For years I have been a tiresome loudmouth in skewering Wal-Mart for a whole bunch of reasons. As if my opinion means anything to anybody, I have characterized Wal-Mart as one of the most irresponsible business firms in world history because of the way it has slaughtered smaller competitors, emasculated its suppliers and abused its own employees. Give me a few seconds and I'll think of some more sins of the Bentonville Brute.

Now, I'm told that Wal-Mart is going to slap around its workers even more. According to news reports the company plans to increase its part-time workforce at the expense of full-time jobs and intends to shuffle work schedules in ways that interfere with the private lives of Wal-Mart employees. I'm not sure what this will mean to workplace benefits like health insurance but if past performance is any guide it won't make them any better.

So why am I feeling guilty?
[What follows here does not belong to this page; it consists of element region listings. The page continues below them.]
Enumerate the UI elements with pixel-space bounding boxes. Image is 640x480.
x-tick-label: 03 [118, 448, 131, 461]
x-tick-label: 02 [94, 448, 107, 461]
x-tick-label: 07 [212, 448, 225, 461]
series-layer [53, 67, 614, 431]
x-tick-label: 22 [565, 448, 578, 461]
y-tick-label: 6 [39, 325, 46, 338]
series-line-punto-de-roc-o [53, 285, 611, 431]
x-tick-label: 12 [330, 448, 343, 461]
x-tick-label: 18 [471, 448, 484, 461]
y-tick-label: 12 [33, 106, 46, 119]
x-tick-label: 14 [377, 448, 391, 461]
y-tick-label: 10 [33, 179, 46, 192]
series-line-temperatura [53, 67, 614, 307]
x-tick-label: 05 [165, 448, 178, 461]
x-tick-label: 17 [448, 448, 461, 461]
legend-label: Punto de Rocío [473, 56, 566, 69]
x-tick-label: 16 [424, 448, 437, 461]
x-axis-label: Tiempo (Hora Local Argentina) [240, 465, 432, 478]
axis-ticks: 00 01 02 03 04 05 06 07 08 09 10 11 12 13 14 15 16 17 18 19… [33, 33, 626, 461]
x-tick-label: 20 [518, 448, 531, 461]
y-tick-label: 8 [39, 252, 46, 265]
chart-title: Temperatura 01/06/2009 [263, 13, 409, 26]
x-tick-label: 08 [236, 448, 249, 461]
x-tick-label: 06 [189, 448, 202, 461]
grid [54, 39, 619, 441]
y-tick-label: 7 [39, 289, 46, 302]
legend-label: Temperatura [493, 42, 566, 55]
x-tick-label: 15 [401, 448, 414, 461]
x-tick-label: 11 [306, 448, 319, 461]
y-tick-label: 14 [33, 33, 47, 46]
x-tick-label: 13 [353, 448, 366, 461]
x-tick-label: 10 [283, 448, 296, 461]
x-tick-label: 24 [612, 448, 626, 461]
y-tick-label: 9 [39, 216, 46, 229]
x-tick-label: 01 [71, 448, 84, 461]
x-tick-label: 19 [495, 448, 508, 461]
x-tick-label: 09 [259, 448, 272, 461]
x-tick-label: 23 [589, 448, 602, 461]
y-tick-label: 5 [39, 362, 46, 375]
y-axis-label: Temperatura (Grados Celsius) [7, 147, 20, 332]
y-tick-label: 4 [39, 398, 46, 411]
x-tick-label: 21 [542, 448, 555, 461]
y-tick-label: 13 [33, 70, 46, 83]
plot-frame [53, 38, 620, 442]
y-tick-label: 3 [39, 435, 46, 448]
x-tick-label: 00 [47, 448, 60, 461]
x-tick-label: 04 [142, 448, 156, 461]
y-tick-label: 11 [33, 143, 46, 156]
Hand me a hanky and I'll let it all hang out.

I feel like I'm talking out of both sides of my mouth because I've found it a pleasure to buy from Wal-Mart. These guys deliver the goods and I'm not talking just about low prices. Like millions of other Americans, I appreciate the customer-orientation of Wal-Mart which has caused it to leapfrog over larger competitors who didn't see this upstart from Arkansas in their rear view mirrors. That's why the chain has become the 800-pound gorilla of the retail world in spite of its adverse impacts on society. People can turn a blind eye to lots of transgressions when they get what they want.

My ambivalence toward Wal-Mart began when I tried to buy some new overalls off the Internet. Penney's didn't have any. Sears didn't have any. Wal-Mart had tons of them and they had a pair on my front porch in just three days. Then came the coup de grace. When I went to the Wal-Mart web site later to check on new shorts (my wife was scandalized by gaping holes in critical areas of my old skivvies) up popped my name on the screen with a cheery message about how much they love me, along with simple instructions on how to get my underwear underway with just one key stroke.

I hate to admit this, but since then I have purchased rather expensive patio equipment from Wal-Mart's web site with equal ease. Other retail web sites tried to make me jump through hoops to place an order. If Wal-Mart can find computer nerds capable of setting up a web site that even an old coot like me can navigate without going nuts, why can't other companies?

It's a mystery to me why competitors of Wal-Mart don't see that the secret of its success lies in what I have just described. If you point out that Wal-Mart's management is cheap and mean-spirited, I won't argue. Yet the company's current leaders don't appear to have forgotten Sam Walton's principle that customers come first, no matter how devastating this might be to everybody else.

You tell me how to fight this and I'll put in with you.